Google Cloud Certified – Professional Cloud Security Engineer

PR000224
Popular Trending

Get certified as a Professional Cloud Security Engineer with exam code PR000224 to validate your security skills in Google Cloud.

483 questions 0 views Free
Start Mock Test Timed · Full-length · Scored

Questions 441–450 of 483

Q441

You are configuring a Google Cloud VPC. What happens when you set the subnet to auto-assign a public IP address?

  • A Resources gain unique external IPs
  • B Resources cannot reach the internet
  • C Firewall rules become irrelevant
  • D Resources lose their internal IPs
Explanation Setting auto-assign public IPs enables resources to communicate externally; the other options incorrectly represent VPC behavior.
Q442

You are configuring IAM policies for a project. Which role should you assign to allow a user to create service accounts only?

  • A Service Account User
  • B Service Account Admin
  • C Service Account Creator
  • D Viewer
Explanation Service Account Creator allows the creation of service accounts, while others either provide broader permissions or no relevant permissions.
Q443

A company needs to protect sensitive data in BigQuery. Which feature provides the maximum level of data protection?

  • A Policy Tags
  • B Row-level Security
  • C Cloud Key Management
  • D Data Loss Prevention
Explanation Row-level Security restricts access to individual rows in a dataset based on user attributes, providing fine-grained data protection.
Q444

What happens when you enable VPC Service Controls for a GCP project?

  • A Increased billing rates apply.
  • B Data remains accessible from anywhere.
  • C Access to resources is restricted.
  • D No services can connect externally.
Explanation VPC Service Controls create security perimeters to restrict access to resources, enhancing data protection against threats.
Q445

Which service provides encryption at rest in Google Cloud?

  • A Cloud Storage
  • B Cloud Functions
  • C BigQuery
  • D Cloud Run
Explanation Cloud Storage offers built-in encryption at rest, while the others focus on execution or processing services.
Q446

A company needs to assign multiple roles to a single user without creating new groups. What is the best approach?

  • A Use IAM policy bindings
  • B Create a service account
  • C Edit user's group membership
  • D Remove existing roles from user
Explanation Using IAM policy bindings allows you to assign multiple roles to a user directly without group management.
Q447

What happens when a bucket policy is altered to disallow public access in GCP?

  • A Public access is permitted
  • B No users can access the bucket
  • C Only authenticated users have access
  • D All access is denied instantly
Explanation Disallowing public access restricts access to only authenticated users without denying all access.
Q448

Which service provides DDoS protection in GCP?

  • A Cloud Armor
  • B Cloud CDN
  • C Cloud Firestore
  • D Cloud Functions
Explanation Cloud Armor provides DDoS protection, while the others do not focus on this aspect.
Q449

A company needs to securely access its VM instances remotely.
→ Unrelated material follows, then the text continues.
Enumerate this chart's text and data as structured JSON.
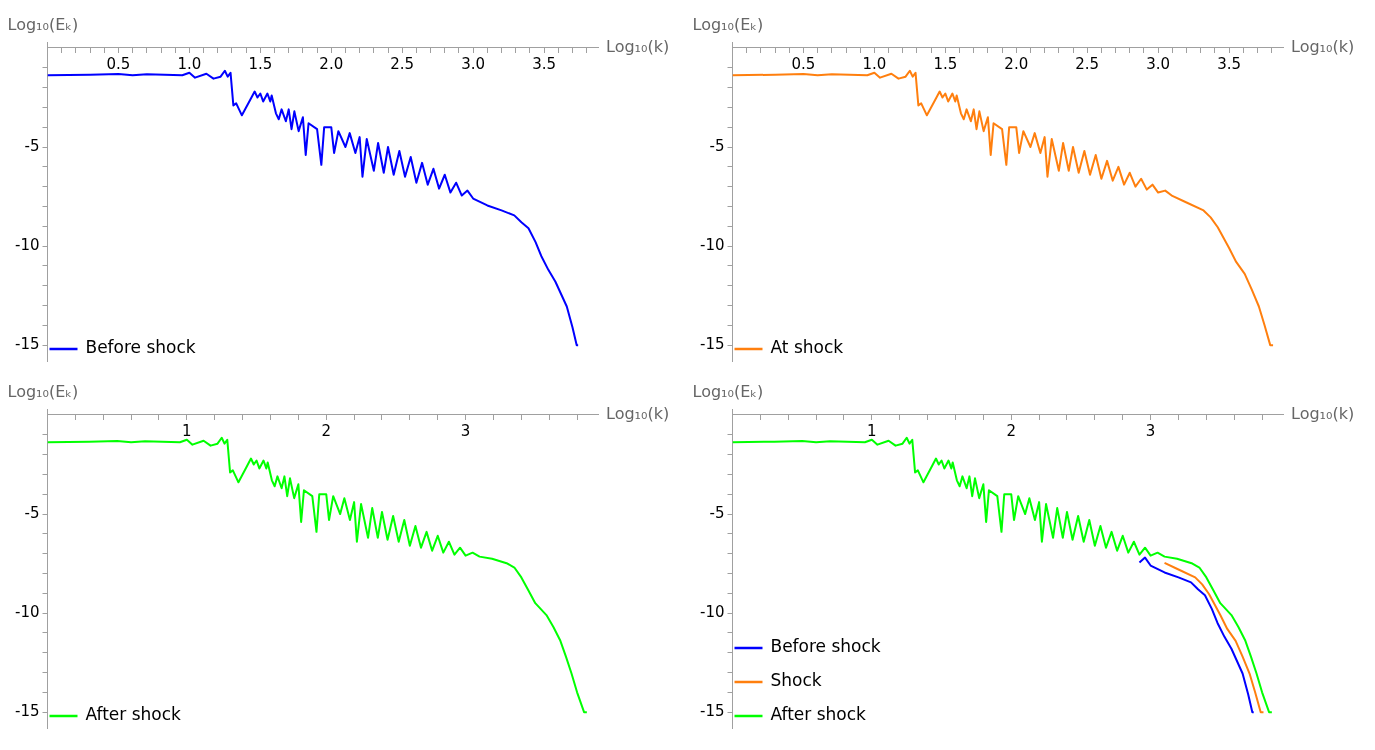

What should they use?

  • A GCP Console
  • B Cloud Shell
  • C SSH keys with OS login
  • D Cloud VPN
Explanation SSH keys with OS login ensure secure access, unlike the other options which do not provide the same level of security.
Q450

What happens when you disable the default firewall rules in GCP?

  • A Only egress rules apply
  • B All traffic is blocked
  • C Ingress traffic is unaffected
  • D VMs cannot access the internet
Explanation Disabling default firewall rules blocks all incoming traffic unless specifically allowed, unlike the other options.